May 2010 - St. Irene
Saint Irene (1st c.)
Saint Irene was born in Macedonia, the daughter of a pagan Roman nobleman called Licinius. Her parents named her Penelope. She learned about the Christian faith as a young girl from her teacher, Appelianus, and through a divine revelation she was converted to faith in Christ and was baptized by St. Timothy the Disciple and Bishop of Ephesus. She was renamed Irene, meaning ‘Holy Peace of God’. As a teenager she angered her parents by refusing to enter into an arranged marriage with a pagan nobleman. In her zeal for piety she broke to pieces all the idols of pagan god’s in her father’s home.

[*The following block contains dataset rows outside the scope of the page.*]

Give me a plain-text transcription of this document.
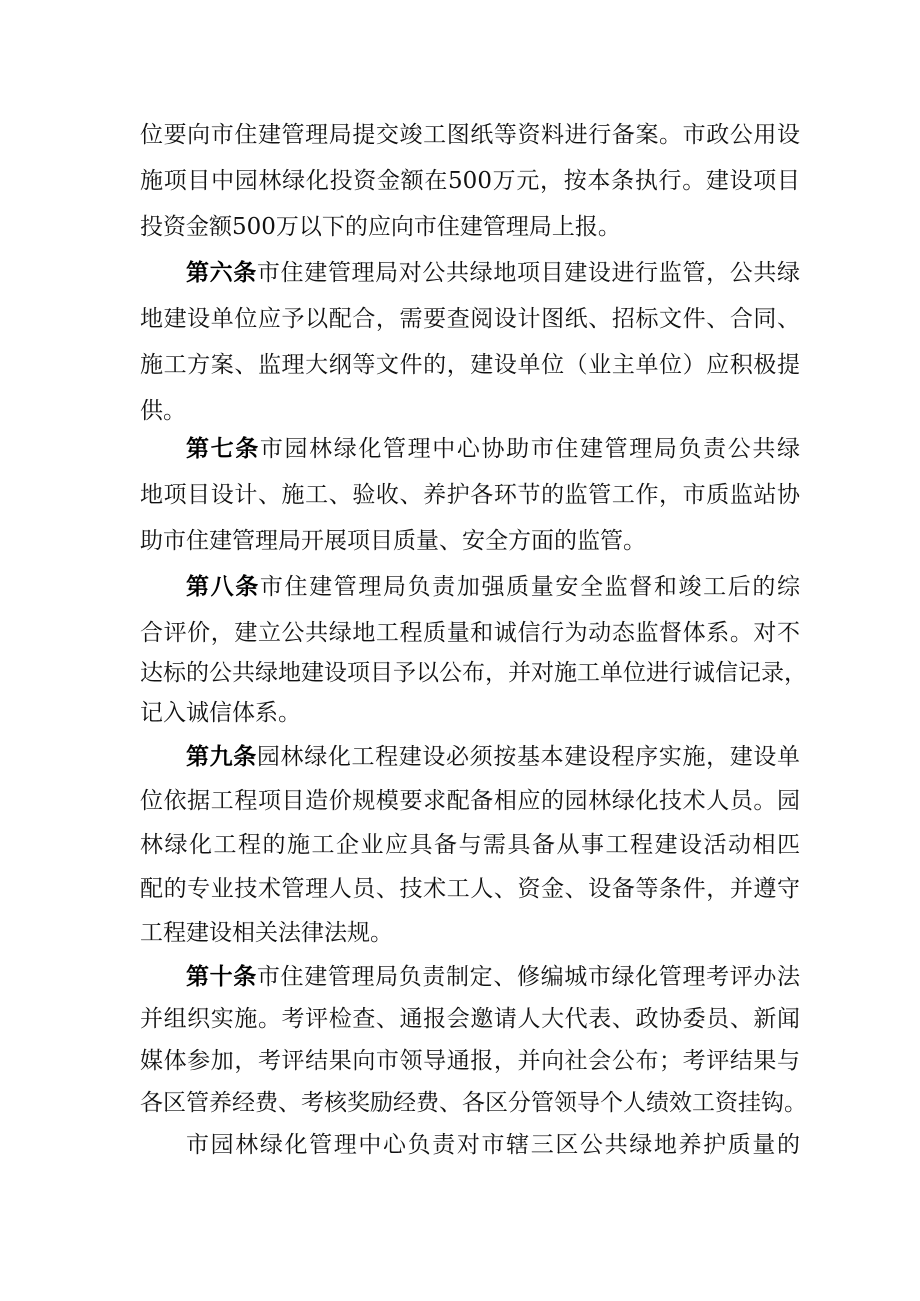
位要向市住建管理局提交竣工图纸等资料进行备案。市政公用设

施项目中园林绿化投资金额在500万元，按本条执行。建设项目

投资金额500万以下的应向市住建管理局上报。

第六条市住建管理局对公共绿地项目建设进行监管，公共绿

地建设单位应予以配合，需要查阅设计图纸、招标文件、合同、

施工方案、监理大纲等文件的，建设单位（业主单位）应积极提

供。

第七条市园林绿化管理中心协助市住建管理局负责公共绿

地项目设计、施工、验收、养护各环节的监管工作，市质监站协

助市住建管理局开展项目质量、安全方面的监管。

第八条市住建管理局负责加强质量安全监督和竣工后的综

合评价，建立公共绿地工程质量和诚信行为动态监督体系。对不

达标的公共绿地建设项目予以公布，并对施工单位进行诚信记录，

记入诚信体系。

第九条园林绿化工程建设必须按基本建设程序实施，建设单

位依据工程项目造价规模要求配备相应的园林绿化技术人员。园

林绿化工程的施工企业应具备与需具备从事工程建设活动相匹

配的专业技术管理人员、技术工人、资金、设备等条件，并遵守

工程建设相关法律法规。

第十条市住建管理局负责制定、修编城市绿化管理考评办法

并组织实施。考评检查、通报会邀请人大代表、政协委员、新闻

媒体参加，考评结果向市领导通报，并向社会公布；考评结果与

各区管养经费、考核奖励经费、各区分管领导个人绩效工资挂钩。

市园林绿化管理中心负责对市辖三区公共绿地养护质量的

When her father discovered that she was a secret Christian, he commanded her to renounce her faith. When she steadfastly refused, he commanded that she be trampled underfoot by horses. But while she remained unharmed, one of the horses rose up and cast down her father, killing him. By her prayer she raised her father to life again, and he believed and was baptized. Afterwards, she undertook many missionary journeys to spread the Gospel. Throughout her missionary journey Saint Irene suffered torments and punishments for her faith, but was preserved by the power of God, while working many miracles and converting many thousands of souls.
At last she arrived at the home of the Virgin Mary at Ephesus, where she died in peace, in the first half of the second century. Two days after her death, her gravestone was found lifted off, and her grave was empty.
At least two churches were dedicated to St Irene in Constantinople, and she is the patroness of the Aegean island of Thera, which is commonly called Santorini, a corruption of "Saint Irene."